Lisant Claude Vigée
Claude Vigée aux
USA, où il s'établit pour fuir le nazisme, le Waste Land, le pays vain, dit-il reprenant l'expression
de TS Eliot qu'il traduit :
"J'écrirai ici
mon judan, - la parole qui surgit intacte et nue de
mon présent sur cette terre" (Claude Vigée, La lune
d'hiver, p. 353, cité par Anne
Mounic, La poésie de Claude Vigée, L'Harmattan, 2005, p. 82)
et encore et
surtout :
" On m'a voulu
dès le début ce que je ne suis pas, et malheur à moi si je tardais à m' y
conformer ! J'ai souvent biaisé, louvoyé, mais finalement je n'ai pas joué
votre jeu, je n'ai pas plié pour de bon, je ne me suis pas suicidé pour vous
faire plaisir. J'ai maintenu debout, quoique meurtri, ce moi inassimilable, ce
feu vivant réfractaire aux éteignoirs, ce brasier rebelle aux camisoles de
force familiales, scolaires, sociales, professionnelles, que l'on préparait de
tous côtés pour mon bien personnel. Quelle sollicitude le monde entier ne me
témoigne-t-il pas quand il s'agir de me faire rentrer dans ses rangs, de me
réduire à la commune servitude ! Et bien non, j'ai fait rouage à part, je ne me
suis pas résigné. Je n'ai jamais
fonctionné dans votre usine de morts-vivants, en y mettant le zèle et l'acharnement suicidaires à la besogne dont
toutes les créatures domestiquées sont capables".
(Claude Vigée, La Lune d'hiver, p. 352, cité Anne Mounic, 83)
→ C'est inouï comme
toute parole -et les citations sont omniprésentes par bonheur dans l'essai
d'Anne Mounic-, toutes les citations de Claude Vigée me touchent me concernent
(et quand ce n'est pas moi ce sont "les miens", Marilyn Hacker, Alain
Marc, Angèle Paoli.pour n'en citer que quelques-uns).
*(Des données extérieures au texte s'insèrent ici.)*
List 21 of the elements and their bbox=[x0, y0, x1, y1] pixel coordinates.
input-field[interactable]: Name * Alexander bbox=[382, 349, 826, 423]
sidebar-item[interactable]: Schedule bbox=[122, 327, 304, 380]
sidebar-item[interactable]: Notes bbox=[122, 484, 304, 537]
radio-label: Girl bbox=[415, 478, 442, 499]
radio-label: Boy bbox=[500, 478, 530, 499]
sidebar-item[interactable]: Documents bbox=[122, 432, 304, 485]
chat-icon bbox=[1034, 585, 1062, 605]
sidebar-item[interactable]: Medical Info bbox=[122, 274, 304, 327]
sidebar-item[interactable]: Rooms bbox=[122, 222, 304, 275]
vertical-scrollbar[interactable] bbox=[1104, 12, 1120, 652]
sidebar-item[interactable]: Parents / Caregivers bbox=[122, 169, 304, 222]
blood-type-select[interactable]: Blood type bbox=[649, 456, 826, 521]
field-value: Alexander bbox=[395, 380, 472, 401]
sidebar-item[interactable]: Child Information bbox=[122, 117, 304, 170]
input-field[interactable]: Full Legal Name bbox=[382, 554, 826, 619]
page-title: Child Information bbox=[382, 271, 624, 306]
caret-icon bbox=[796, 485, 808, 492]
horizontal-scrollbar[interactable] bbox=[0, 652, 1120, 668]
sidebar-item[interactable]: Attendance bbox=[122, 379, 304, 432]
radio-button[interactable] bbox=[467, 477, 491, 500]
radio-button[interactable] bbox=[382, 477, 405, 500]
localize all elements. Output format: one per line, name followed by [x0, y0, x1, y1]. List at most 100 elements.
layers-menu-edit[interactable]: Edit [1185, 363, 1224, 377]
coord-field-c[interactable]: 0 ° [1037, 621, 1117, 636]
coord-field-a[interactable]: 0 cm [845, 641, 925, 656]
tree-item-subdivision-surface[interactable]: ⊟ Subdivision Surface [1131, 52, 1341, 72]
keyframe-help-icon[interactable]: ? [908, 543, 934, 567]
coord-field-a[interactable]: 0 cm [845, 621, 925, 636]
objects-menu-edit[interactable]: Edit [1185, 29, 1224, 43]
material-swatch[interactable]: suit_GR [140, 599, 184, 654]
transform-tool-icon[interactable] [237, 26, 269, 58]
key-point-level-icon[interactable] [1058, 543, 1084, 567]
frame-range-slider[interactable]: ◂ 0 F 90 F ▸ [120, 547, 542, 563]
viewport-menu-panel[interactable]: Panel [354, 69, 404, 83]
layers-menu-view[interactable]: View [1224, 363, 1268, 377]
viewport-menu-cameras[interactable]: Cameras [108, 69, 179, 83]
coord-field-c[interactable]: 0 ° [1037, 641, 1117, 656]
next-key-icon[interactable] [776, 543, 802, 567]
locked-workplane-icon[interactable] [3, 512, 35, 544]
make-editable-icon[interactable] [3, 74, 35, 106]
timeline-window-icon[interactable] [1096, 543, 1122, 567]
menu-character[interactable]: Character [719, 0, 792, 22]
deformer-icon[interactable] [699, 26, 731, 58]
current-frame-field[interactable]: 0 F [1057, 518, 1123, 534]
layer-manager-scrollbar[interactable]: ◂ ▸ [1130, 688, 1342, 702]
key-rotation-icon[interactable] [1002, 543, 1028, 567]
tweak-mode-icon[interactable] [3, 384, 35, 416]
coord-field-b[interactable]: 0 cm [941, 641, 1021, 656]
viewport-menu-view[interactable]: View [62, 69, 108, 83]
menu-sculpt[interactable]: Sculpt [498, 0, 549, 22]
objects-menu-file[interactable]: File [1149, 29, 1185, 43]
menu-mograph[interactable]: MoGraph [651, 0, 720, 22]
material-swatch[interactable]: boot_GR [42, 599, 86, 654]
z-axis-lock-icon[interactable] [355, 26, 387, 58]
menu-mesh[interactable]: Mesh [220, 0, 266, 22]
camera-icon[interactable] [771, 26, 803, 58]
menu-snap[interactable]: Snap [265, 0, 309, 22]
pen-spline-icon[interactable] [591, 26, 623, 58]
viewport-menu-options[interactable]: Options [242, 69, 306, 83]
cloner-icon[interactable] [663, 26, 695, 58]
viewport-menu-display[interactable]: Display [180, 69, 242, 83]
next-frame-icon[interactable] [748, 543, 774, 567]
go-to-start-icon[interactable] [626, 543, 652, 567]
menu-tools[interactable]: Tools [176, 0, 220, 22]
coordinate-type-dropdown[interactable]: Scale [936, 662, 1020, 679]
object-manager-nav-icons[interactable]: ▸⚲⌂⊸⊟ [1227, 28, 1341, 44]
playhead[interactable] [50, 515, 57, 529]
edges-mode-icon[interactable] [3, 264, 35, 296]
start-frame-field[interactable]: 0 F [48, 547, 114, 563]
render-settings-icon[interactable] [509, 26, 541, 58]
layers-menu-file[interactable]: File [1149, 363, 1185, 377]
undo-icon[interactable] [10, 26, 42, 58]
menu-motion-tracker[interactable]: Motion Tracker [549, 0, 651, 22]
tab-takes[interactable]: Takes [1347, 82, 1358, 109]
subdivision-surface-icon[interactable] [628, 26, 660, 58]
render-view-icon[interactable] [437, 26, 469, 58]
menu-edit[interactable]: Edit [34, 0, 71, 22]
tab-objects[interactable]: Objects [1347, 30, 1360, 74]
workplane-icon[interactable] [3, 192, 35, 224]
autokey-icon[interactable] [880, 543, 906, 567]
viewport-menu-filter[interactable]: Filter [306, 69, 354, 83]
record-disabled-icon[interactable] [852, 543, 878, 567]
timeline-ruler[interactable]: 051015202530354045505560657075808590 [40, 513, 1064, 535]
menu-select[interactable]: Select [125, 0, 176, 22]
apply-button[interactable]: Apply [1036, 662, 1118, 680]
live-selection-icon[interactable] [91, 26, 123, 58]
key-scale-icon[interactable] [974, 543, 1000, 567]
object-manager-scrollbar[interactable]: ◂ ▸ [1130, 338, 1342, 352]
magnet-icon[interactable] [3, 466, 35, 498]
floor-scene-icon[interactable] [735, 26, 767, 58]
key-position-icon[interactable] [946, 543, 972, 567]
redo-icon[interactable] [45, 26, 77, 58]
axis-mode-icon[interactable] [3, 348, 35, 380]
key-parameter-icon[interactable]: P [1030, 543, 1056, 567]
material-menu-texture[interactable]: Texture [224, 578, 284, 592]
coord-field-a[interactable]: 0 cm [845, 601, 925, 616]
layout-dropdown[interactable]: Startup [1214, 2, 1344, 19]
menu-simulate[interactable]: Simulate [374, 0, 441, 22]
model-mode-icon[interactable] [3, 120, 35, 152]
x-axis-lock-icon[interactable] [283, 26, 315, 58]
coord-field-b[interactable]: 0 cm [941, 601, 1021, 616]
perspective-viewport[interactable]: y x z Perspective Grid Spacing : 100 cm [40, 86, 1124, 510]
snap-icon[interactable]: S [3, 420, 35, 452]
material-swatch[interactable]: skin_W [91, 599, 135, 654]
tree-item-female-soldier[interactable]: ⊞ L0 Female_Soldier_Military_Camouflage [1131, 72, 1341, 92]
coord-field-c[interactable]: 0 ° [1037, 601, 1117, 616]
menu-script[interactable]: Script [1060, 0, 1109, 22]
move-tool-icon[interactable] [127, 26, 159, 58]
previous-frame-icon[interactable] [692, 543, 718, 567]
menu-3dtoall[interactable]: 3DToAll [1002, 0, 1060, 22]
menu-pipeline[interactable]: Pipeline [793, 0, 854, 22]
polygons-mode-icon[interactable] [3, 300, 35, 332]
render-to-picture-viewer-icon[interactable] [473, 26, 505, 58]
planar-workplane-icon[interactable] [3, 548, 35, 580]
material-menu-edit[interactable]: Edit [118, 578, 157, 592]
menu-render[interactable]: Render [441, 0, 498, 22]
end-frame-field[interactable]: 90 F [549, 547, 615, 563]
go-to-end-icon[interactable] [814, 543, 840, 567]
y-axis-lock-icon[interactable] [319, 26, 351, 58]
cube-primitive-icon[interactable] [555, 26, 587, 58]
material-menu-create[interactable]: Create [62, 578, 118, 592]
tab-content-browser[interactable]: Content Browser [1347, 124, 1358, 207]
Quelle force, ici, autour de ces deux expressions clés,
faire rouage à part, ce qui implique bien d'être lié à quelque chose, de n'être
pas dans un comportement autiste, replié, nu et seul mais d'être ailleurs, de
ne pas participer à la grande machinerie à broyer toute personnalité, toute
différence, toute individualité. Cette usine des morts-vivants, oui, cette
seconde expression qui fait mouche dans ce texte de Claude Vigée. On l'entend
presque tourner, grincer, cliqueter, cette usine qui évoque Jérôme Bosch surtout en ces périodes où la consommation
devient une obligation, quels que soient les moyens réels, la pauvreté
incommensurable de certains.
→ "En lisant Claude Vigée", ce n'est pas tout à fait ça puisqu'en réalité je lis l'essai d'Anne Mounic consacré à la poésie de Claude Vigée, moyen que le hasard (qui est sans doute ici plutôt une nécessité) m'a offert pour répondre dans un premier temps aux signaux répétés que cette œuvre m'envoie depuis plusieurs mois.